Ingredients:
- 16 oz (450g) Gluten-free macaroni
- 2 cups (480ml) Whole milk
- 1 cup (240ml) Evaporated milk
- 4 tbsp (56g) Unsalted butter, melted
- 1 tsp (5g) Onion powder
- 1 tsp (5g) Garlic powder
- ½ tsp (3g) Smoked paprika
- 1 tsp (6g) Salt
- ½ tsp (3g) Black pepper
- 3 cups (340g) Sharp Cheddar cheese, shredded
- 2 cups (225g) Monterey Jack or Mozzarella, shredded
Instructions:
- Lightly grease the interior of your slow cooker with butter or non-stick spray to ensure the cheese doesn't bake onto the sides.
- In a large bowl or directly in the crockpot, whisk together the whole milk, evaporated milk, melted butter, onion powder, garlic powder, smoked paprika, salt, and black pepper until smooth.
- Fold in the uncooked gluten-free macaroni and the shredded cheeses.

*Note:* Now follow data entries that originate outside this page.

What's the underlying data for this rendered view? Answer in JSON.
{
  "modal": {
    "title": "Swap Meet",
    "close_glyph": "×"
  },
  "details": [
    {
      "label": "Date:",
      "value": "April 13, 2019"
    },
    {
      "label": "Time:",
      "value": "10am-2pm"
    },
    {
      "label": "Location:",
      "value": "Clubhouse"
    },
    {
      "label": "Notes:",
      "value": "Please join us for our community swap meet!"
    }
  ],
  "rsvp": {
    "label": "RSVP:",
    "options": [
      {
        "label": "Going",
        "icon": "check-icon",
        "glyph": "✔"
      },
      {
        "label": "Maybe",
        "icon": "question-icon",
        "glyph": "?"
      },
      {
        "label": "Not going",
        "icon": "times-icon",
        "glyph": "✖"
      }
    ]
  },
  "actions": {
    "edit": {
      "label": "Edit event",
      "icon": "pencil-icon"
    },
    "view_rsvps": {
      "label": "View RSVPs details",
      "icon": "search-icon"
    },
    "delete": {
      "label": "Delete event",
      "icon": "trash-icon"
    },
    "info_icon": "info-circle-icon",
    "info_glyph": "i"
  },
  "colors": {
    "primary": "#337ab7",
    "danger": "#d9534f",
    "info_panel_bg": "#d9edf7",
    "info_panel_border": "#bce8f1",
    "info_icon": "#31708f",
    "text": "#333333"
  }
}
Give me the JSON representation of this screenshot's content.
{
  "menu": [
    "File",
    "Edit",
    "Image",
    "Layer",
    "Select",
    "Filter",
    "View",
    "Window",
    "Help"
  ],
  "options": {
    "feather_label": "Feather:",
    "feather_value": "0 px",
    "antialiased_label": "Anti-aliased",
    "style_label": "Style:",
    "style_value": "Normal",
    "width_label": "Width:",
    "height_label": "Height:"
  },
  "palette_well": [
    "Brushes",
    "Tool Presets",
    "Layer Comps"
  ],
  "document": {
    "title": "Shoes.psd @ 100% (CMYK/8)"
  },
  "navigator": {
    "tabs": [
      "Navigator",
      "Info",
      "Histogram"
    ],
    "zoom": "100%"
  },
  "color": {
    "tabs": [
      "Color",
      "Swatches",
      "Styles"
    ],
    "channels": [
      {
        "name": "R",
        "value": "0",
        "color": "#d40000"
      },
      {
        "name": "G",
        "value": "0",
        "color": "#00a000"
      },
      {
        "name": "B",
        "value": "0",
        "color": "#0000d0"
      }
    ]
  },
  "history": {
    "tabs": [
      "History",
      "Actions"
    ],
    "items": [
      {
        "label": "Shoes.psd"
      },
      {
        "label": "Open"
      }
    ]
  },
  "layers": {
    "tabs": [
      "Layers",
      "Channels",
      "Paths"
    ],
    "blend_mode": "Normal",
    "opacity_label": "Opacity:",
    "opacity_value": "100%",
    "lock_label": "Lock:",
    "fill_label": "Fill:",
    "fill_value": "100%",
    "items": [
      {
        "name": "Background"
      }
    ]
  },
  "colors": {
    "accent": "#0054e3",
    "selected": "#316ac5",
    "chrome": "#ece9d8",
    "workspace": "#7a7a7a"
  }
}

Stir gently until the pasta is fully submerged in the liquid.
- Cover and cook on LOW for 2 hours. Do not open the lid during the cooking process to maintain essential steam.
- Remove the lid and stir the mac and cheese vigorously for 30 seconds to emulsify the sauce. Let it rest for 5 minutes before serving.